At one point, Untermeyer writes in his journal (a habit he started at age 9): “Jim is an even moodier person than John Lehman, with a fiery temper of the sort that John suppressed. His work habits and accessibility may be just as chaotic as Lehman’s...I consider him [Webb] the preeminent member of my generation of Americans, and I am fortunate to know him.”
Despite his myriad accomplishments, Webb—who grew up a self-proclaimed “redneck” in a military family—was also oddly insecure about certain hot-button issues, such as whether an underling had attended an Ivy League college.

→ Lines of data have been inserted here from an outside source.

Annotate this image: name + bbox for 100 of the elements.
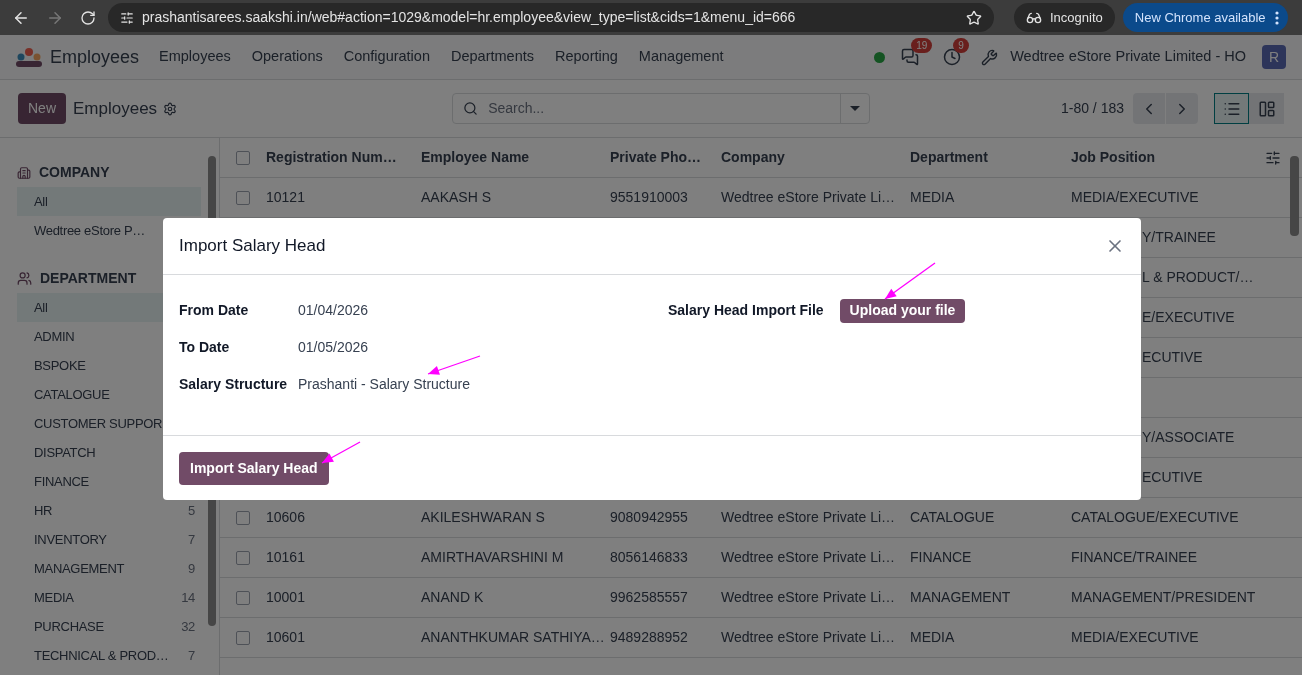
table-cell-text: 10606 [266,508,306,527]
table-cell-text: 8056146833 [610,548,689,567]
filter-item[interactable]: MEDIA 14 [17,583,201,612]
filter-item[interactable]: MANAGEMENT 9 [17,554,201,583]
row-checkbox[interactable] [236,590,250,605]
table-cell-text: Wedtree eStore Private Li… [721,628,897,647]
pager-text: 1-80 / 183 [1060,99,1124,118]
table-cell-text: AAKASH S [421,188,493,207]
field-label: To Date [179,338,231,357]
filter-item[interactable]: INVENTORY 7 [17,525,201,554]
people-logo-icon [16,47,42,67]
chat-icon[interactable] [901,48,920,66]
table-cell-text: ANAND K [421,588,485,607]
table-cell-text: FINANCE/TRAINEE [1071,548,1198,567]
filter-item[interactable]: PURCHASE 32 [17,612,201,641]
table-cell-text: ANANTHKUMAR SATHIYA… [421,628,606,647]
import-button[interactable]: Import Salary Head [179,451,329,485]
item-count: 5 [188,501,195,520]
field-value[interactable]: 01/05/2026 [298,337,369,358]
table-cell-text: 9080942955 [610,508,689,527]
menu-item[interactable]: Employees [159,46,231,68]
chrome-update-button[interactable]: New Chrome available [1122,3,1288,32]
search-field[interactable]: Search... [452,93,871,124]
filter-item[interactable]: All [17,187,201,216]
page-title: Employees [73,97,158,120]
building-icon [17,165,31,180]
table-cell-text: Y/ASSOCIATE [1142,428,1235,447]
table-cell-text: ECUTIVE [1142,348,1203,367]
table-cell-text: MEDIA/EXECUTIVE [1071,628,1200,647]
table-cell-text: 9489288952 [610,628,689,647]
table-cell-text: 10161 [266,548,306,567]
app-name[interactable]: Employees [50,43,140,71]
column-settings-icon[interactable] [1265,149,1281,166]
notification-badge: 19 [911,38,933,53]
item-count: 7 [188,646,195,665]
notification-badge: 9 [953,38,969,53]
table-cell-text: AKILESHWARAN S [421,508,546,527]
scrollbar[interactable] [1290,156,1299,236]
table-cell-text: E/EXECUTIVE [1142,308,1235,327]
table-cell-text: MEDIA/EXECUTIVE [1071,188,1200,207]
table-cell-text: 9551910003 [610,188,689,207]
filter-item[interactable]: HR 5 [17,496,201,525]
clock-icon[interactable] [943,48,962,66]
new-button[interactable]: New [18,93,66,124]
section-heading: DEPARTMENT [40,269,137,288]
select-all-checkbox[interactable] [236,150,250,165]
search-icon [463,101,479,116]
kanban-view-icon [1257,99,1276,118]
search-input[interactable]: Search... [488,98,841,119]
field-value[interactable]: 01/04/2026 [298,300,369,321]
wrench-icon[interactable] [981,48,999,66]
settings-icon[interactable] [163,101,178,116]
incognito-badge[interactable]: Incognito [1014,3,1115,32]
table-cell-text: MANAGEMENT/PRESIDENT [1071,588,1257,607]
column-header[interactable]: Company [721,147,910,168]
users-icon [17,271,32,286]
field-label: Salary Structure [179,375,289,394]
table-cell-text: MEDIA [910,188,956,207]
reload-icon[interactable] [80,9,96,26]
table-cell-text: L & PRODUCT/… [1142,268,1254,287]
site-info-icon[interactable] [120,10,134,25]
menu-item[interactable]: Management [638,46,724,68]
column-header[interactable]: Department [910,147,1071,168]
company-switcher[interactable]: Wedtree eStore Private Limited - HO [1010,46,1246,68]
row-checkbox[interactable] [236,630,250,645]
column-header[interactable]: Registration Num… [266,147,421,168]
table-cell-text: 10001 [266,588,306,607]
column-header[interactable]: Private Pho… [610,147,721,168]
menu-item[interactable]: Operations [251,46,323,68]
table-cell-text: FINANCE [910,548,973,567]
menu-item[interactable]: Reporting [555,46,618,68]
more-icon [1274,10,1279,25]
field-label: Salary Head Import File [668,301,824,320]
table-cell-text: Wedtree eStore Private Li… [721,188,897,207]
table-cell-text: ECUTIVE [1142,468,1203,487]
filter-item[interactable]: TECHNICAL & PROD… 7 [17,641,201,670]
table-cell-text: CATALOGUE/EXECUTIVE [1071,508,1240,527]
table-cell-text: Wedtree eStore Private Li… [721,548,897,567]
upload-button[interactable]: Upload your file [839,298,966,323]
user-avatar[interactable]: R [1262,45,1286,69]
row-checkbox[interactable] [236,190,250,205]
item-count: 14 [181,588,195,607]
row-checkbox[interactable] [236,550,250,565]
table-cell-text: 9962585557 [610,588,689,607]
table-cell-text: AMIRTHAVARSHINI M [421,548,565,567]
section-heading: COMPANY [39,163,110,182]
view-switch-button[interactable] [1214,93,1249,124]
address-bar[interactable]: prashantisarees.saakshi.in/web#action=1029&model=hr.employee&view_type=list&cids=1&menu_id=666 [108,3,994,32]
menu-item[interactable]: Departments [450,46,534,68]
field-value[interactable]: Prashanti - Salary Structure [298,374,470,395]
dialog-title: Import Salary Head [179,235,326,258]
column-header[interactable]: Employee Name [421,147,610,168]
column-header[interactable]: Job Position [1071,147,1261,168]
row-checkbox[interactable] [236,510,250,525]
menu-item[interactable]: Configuration [343,46,430,68]
table-cell-text: Wedtree eStore Private Li… [721,588,897,607]
table-cell-text: Y/TRAINEE [1142,228,1216,247]
item-count: 9 [188,559,195,578]
item-count: 32 [181,617,195,636]
bookmark-star-icon[interactable] [966,9,982,26]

When one of his assistant secretaries returned to work from a three-week senior management course at Harvard’s Kennedy School of Government, Webb’s greeting was: “Are you an asshole yet?”
Untermeyer, a Harvard grad, was spared from such hazing only because he had served in the ROTC and then aboard a Navy ship during Vietnam.

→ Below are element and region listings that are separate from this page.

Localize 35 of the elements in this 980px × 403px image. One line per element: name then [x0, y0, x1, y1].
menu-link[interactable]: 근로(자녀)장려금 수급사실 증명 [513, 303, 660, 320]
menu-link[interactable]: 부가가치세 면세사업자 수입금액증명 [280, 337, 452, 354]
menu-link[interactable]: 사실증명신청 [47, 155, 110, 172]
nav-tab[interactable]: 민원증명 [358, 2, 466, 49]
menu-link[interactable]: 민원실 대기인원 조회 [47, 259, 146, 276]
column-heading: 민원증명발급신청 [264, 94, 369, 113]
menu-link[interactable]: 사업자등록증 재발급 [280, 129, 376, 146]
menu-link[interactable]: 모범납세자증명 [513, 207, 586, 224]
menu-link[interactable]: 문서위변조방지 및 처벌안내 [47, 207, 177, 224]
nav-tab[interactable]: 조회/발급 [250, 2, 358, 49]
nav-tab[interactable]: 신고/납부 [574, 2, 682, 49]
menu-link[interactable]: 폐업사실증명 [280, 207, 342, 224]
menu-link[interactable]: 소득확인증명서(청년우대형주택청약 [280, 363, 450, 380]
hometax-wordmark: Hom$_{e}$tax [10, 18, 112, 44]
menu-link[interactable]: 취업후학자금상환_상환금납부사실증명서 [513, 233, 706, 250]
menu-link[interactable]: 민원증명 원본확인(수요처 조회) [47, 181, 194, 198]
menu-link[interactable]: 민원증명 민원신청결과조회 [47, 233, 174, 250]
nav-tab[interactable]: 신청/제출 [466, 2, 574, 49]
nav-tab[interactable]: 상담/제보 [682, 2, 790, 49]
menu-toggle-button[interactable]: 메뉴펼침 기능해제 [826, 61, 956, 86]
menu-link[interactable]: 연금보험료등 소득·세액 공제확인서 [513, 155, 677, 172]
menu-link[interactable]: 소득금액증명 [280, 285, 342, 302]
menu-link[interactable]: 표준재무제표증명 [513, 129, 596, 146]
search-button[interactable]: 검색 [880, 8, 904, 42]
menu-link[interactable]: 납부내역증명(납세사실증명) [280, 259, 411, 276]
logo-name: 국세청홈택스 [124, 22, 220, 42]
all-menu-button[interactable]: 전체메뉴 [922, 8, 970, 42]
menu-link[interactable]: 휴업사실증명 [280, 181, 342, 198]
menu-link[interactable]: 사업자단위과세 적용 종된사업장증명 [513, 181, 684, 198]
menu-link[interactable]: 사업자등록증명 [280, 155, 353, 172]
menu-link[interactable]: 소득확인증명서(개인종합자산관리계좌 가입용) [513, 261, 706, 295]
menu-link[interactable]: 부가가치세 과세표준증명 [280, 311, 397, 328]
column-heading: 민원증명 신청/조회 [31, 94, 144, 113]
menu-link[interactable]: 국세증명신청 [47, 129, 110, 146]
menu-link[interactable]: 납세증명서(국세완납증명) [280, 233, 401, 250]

In an anecdote worthy of a Peter Sellers comedy, Untermeyer recounts how Webb once decided to mingle with underlings in the Navy Department, poking his head into their cubby holes and engaging in friendly conversation, when he came upon a wall decoration in the office of Untermeyer’s executive assistant, a female Navy captain.

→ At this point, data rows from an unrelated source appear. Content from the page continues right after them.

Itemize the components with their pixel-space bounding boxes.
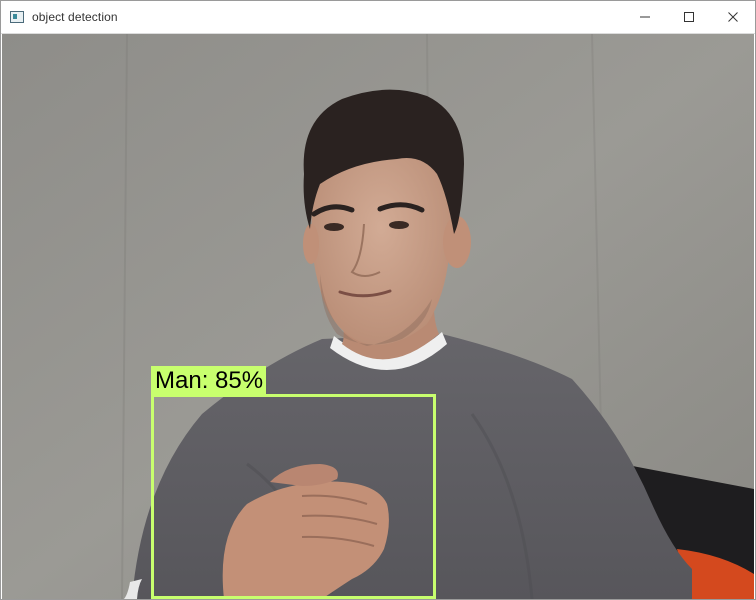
title-bar[interactable]: object detection (1, 1, 755, 34)
minimize-icon (640, 16, 650, 18)
close-button[interactable] (711, 1, 755, 34)
maximize-button[interactable] (667, 1, 711, 34)
maximize-icon (684, 12, 694, 22)
app-window: object detection Man: 85% (0, 0, 756, 600)
camera-feed: Man: 85% (2, 34, 754, 599)
app-window-icon (10, 11, 24, 23)
minimize-button[interactable] (623, 1, 667, 34)
window-title: object detection (32, 10, 118, 24)
detection-label: Man: 85% (151, 366, 267, 396)
close-icon (728, 12, 738, 22)
detection-bounding-box (151, 394, 436, 599)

The decoration—which was actually on a bulletin board over the desk of the captain’s secretary—was a satirical cartoon titled, “The Evolution of Authority.”
It showed an ape’s footprint, then a man’s shoeprint, “then the distinctive imprint of a high-heeled shoe,” Untermeyer writes. “It was a feminist joke, and a mild one at that.”
A half-hour after Webb returned to his office, he phoned Untermeyer, seething with anger about the cartoon. “We should be applying the same standard we would to a male,” he barked. “That was inappropriate and unnecessarily inflammatory. If a man had put something like that against women on his wall we would be stuck with an EEOC complaint.”
In the ensuing couple of days, Untermeyer kept looking for an opportunity to sneak into the captain’s office and stealthily remove the cartoon, and Webb checked up on his progress. “Is it gone?” he asked.
At one point, Untermeyer succeeded, at night, when everybody had gone home, only to have a new copy of the cartoon restored the next day.
He was forced to remove it a second time, lest Webb wander by and have a full-on meltdown.
Untermeyer acknowledges that perhaps Webb or other personages who show up in his journal will be displeased with some of these stories.
“In defense, I reply that they did it; I only recorded it,” he writes in his book. “And, while it may be of only slight comfort to them, I have omitted a great deal that they might find even more disagreeable.”
This article was amended Tuesday, July 7 at 1:30 p.m. to include a comment from Jim Webb’s campaign spokesman.